Since 1960, Freeman has served on the Harvard and Radcliffe South Carolina
Schools and Scholarships Committee. She was president of the Harvard Club
of South Carolina from 1980 to 1982, and a member of the executive committee
of that club from 1978 to 1983.
Margaret Florencourt Mann, a former research engineer for Project
Whirlwind at the Massachusetts Institute of Technology, has served her alma
mater in numerous ways since her graduation in 1946.
A former member of the Radcliffe College Fund Board, Mann was a member of
the Program Committee for the Radcliffe College Centennial Celebration in
1979-1980 and a committee member of several alumnae councils. She was chair
of the committee for the inaugural Commemorative Service and coauthor of
the Litany that has been used for every subsequent service.
Mann has been class chair, chair of her 45th reunion, a class agent, and
a member of many reunion committees and reunion gift committees. She has
also been active in the Radcliffe Club of Boston. She has also served as
president of the Radcliffe Chapter of Phi Beta Kappa, Iota of Massachusetts.

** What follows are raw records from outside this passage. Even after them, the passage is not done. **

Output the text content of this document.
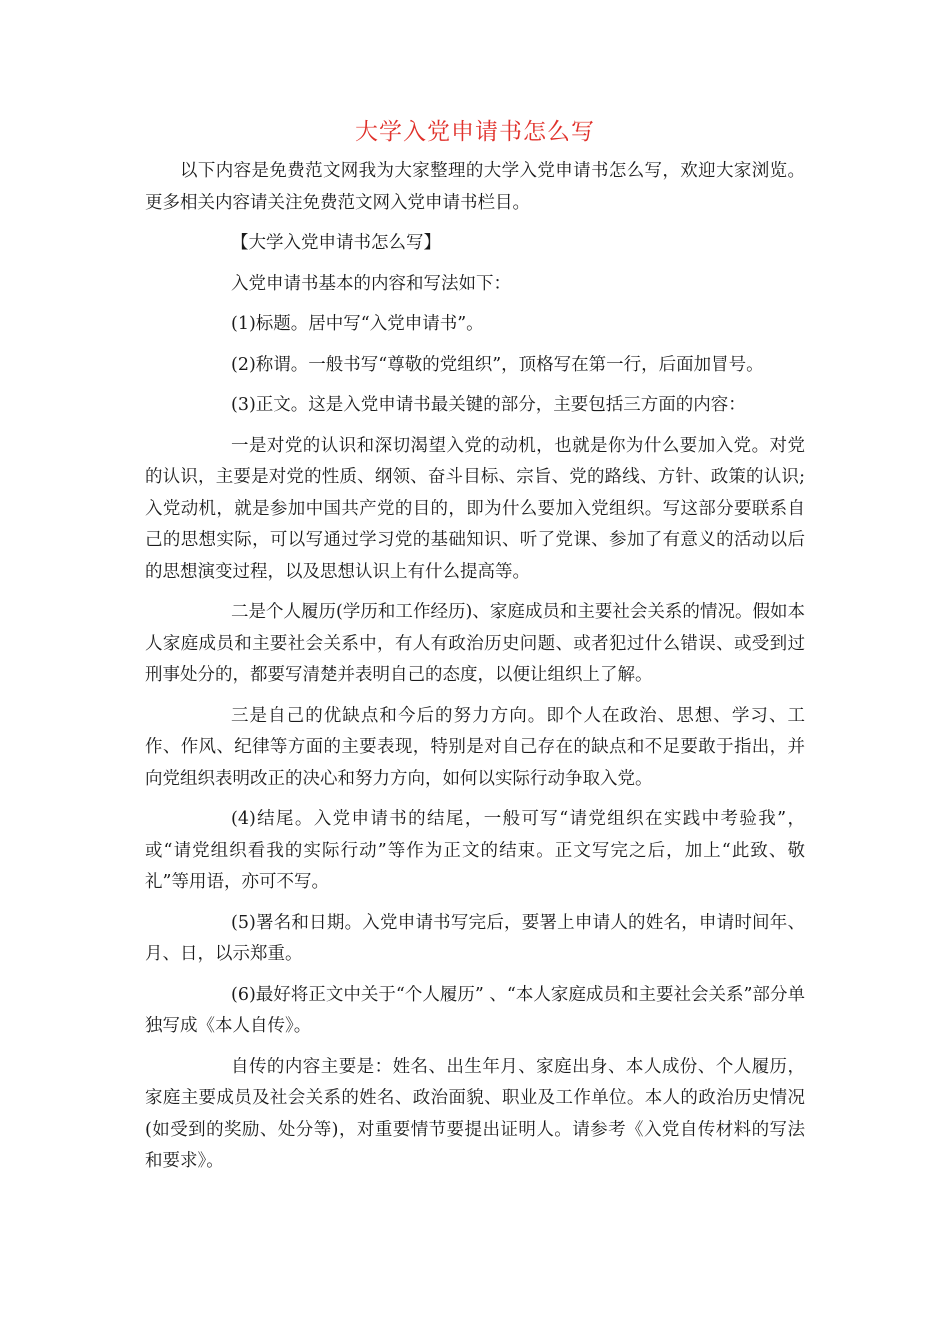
大学入党申请书怎么写

以下内容是免费范文网我为大家整理的大学入党申请书怎么写，欢迎大家浏览。更多相关内容请关注免费范文网入党申请书栏目。

【大学入党申请书怎么写】

入党申请书基本的内容和写法如下：

(1)标题。居中写“入党申请书”。

(2)称谓。一般书写“尊敬的党组织”，顶格写在第一行，后面加冒号。

(3)正文。这是入党申请书最关键的部分，主要包括三方面的内容：

一是对党的认识和深切渴望入党的动机，也就是你为什么要加入党。对党的认识，主要是对党的性质、纲领、奋斗目标、宗旨、党的路线、方针、政策的认识;入党动机，就是参加中国共产党的目的，即为什么要加入党组织。写这部分要联系自己的思想实际，可以写通过学习党的基础知识、听了党课、参加了有意义的活动以后的思想演变过程，以及思想认识上有什么提高等。

二是个人履历(学历和工作经历)、家庭成员和主要社会关系的情况。假如本人家庭成员和主要社会关系中，有人有政治历史问题、或者犯过什么错误、或受到过刑事处分的，都要写清楚并表明自己的态度，以便让组织上了解。

三是自己的优缺点和今后的努力方向。即个人在政治、思想、学习、工作、作风、纪律等方面的主要表现，特别是对自己存在的缺点和不足要敢于指出，并向党组织表明改正的决心和努力方向，如何以实际行动争取入党。

(4)结尾。入党申请书的结尾，一般可写“请党组织在实践中考验我”，或“请党组织看我的实际行动”等作为正文的结束。正文写完之后，加上“此致、敬礼”等用语，亦可不写。

(5)署名和日期。入党申请书写完后，要署上申请人的姓名，申请时间年、月、日，以示郑重。

(6)最好将正文中关于“个人履历” 、“本人家庭成员和主要社会关系”部分单独写成《本人自传》。

自传的内容主要是：姓名、出生年月、家庭出身、本人成份、个人履历，家庭主要成员及社会关系的姓名、政治面貌、职业及工作单位。本人的政治历史情况(如受到的奖励、处分等)，对重要情节要提出证明人。请参考《入党自传材料的写法和要求》。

Attorney Barbara Alpern Taubenhaus, who is celebrating her 50th reunion
this June, is a former associate and partner with the law firm of
Gaston & Snow and predecessor firms, and a former associate of Ropes,
Gray, Best, Coolidge & Rugg.
For many years after graduating from Yale Law School, Taubenhaus was pro
bono counsel to the Radcliffe Club of Boston, to the RCAA, and to Iota
Chapter of Phi Beta Kappa at Radcliffe College, where she also served as
Secretary.
She also held offices on the RCAA Board of Management and in the Radcliffe
Club of Boston. Within her class, she was class chair and class secretary.
Taubenhaus is chair of her 50th reunion.